# Train GAN

In [1]:
import os
import numpy as np
import glob
import pickle
from tqdm import tqdm
from timeit import default_timer as timer
import matplotlib.pyplot as plt
from music21 import converter, instrument, note, chord, stream
from tensorflow.keras.layers import Activation, Dense, Bidirectional, LSTM, LeakyReLU, BatchNormalization, Reshape, Input
from tensorflow.keras.models import Sequential, Model, load_model
from tensorflow.keras.utils import to_categorical
from tensorflow.keras.callbacks import ModelCheckpoint
from tensorflow.keras.optimizers import Adam
from tensorflow.keras.utils import plot_model
os.environ['TF_FORCE_GPU_ALLOW_GROWTH'] = 'true'

In [2]:
PATH_TO_DATASET = './Dataset/jigs'
PATH_TO_MODEL = './Models'

In [3]:
# print(os.listdir(PATH_TO_DATASET))

In [4]:
midi_file_list = glob.glob(PATH_TO_DATASET + '/*.mid')
print(len(midi_file_list))

340


In [5]:
def extract_notes_from_dataset():
    notes = []

    for i in tqdm(range(len(midi_file_list)), desc='Parsing MIDI files', ncols = 100):
        midi_file = midi_file_list[i]

        midi = converter.parse(midi_file)

        notes_to_parse = None

        parts = instrument.partitionByInstrument(midi)

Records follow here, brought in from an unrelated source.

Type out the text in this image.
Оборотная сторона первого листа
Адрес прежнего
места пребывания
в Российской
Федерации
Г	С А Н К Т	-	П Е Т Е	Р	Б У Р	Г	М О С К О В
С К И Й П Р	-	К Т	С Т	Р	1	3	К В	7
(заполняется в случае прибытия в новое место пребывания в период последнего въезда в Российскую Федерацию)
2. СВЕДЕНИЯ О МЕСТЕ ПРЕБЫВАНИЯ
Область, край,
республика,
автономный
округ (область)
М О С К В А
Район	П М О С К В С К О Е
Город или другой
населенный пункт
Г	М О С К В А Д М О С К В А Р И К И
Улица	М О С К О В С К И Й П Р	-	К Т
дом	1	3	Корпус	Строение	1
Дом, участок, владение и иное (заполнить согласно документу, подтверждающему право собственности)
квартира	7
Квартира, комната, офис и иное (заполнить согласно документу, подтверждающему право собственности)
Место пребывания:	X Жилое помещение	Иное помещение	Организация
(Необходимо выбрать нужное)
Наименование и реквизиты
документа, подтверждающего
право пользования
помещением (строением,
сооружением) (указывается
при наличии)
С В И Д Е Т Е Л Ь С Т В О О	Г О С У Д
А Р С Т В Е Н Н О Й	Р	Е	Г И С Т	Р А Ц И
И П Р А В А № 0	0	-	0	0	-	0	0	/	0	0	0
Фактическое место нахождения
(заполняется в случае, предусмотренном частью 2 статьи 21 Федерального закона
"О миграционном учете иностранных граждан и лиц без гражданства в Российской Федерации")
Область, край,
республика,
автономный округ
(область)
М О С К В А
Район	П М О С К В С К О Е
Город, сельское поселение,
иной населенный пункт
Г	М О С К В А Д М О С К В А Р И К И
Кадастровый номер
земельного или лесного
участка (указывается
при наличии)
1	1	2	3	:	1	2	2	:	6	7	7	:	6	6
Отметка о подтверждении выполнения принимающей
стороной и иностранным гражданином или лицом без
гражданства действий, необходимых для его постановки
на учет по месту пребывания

        if parts: # file has instrument parts
            notes_to_parse = parts.parts[0].recurse()
        else: # file has notes in a flat structure
            notes_to_parse = midi.flat.notes


        for element in notes_to_parse:
            if isinstance(element, note.Note):
                notes.append(str(element.pitch))
            elif isinstance(element, chord.Chord):
                notes.append('.'.join(str(n) for n in element.normalOrder))

    with open('notes', 'wb') as filepath:
        # write notes in binary format to filepath
        pickle.dump(notes, filepath)

    return notes

In [6]:
notes = extract_notes_from_dataset()

print('\nTotal number of MIDI files in dataset: ', len(midi_file_list))
print('\nTotal number of notes: ', len(notes))
print('Total number of unique notes: ', len(set(notes)))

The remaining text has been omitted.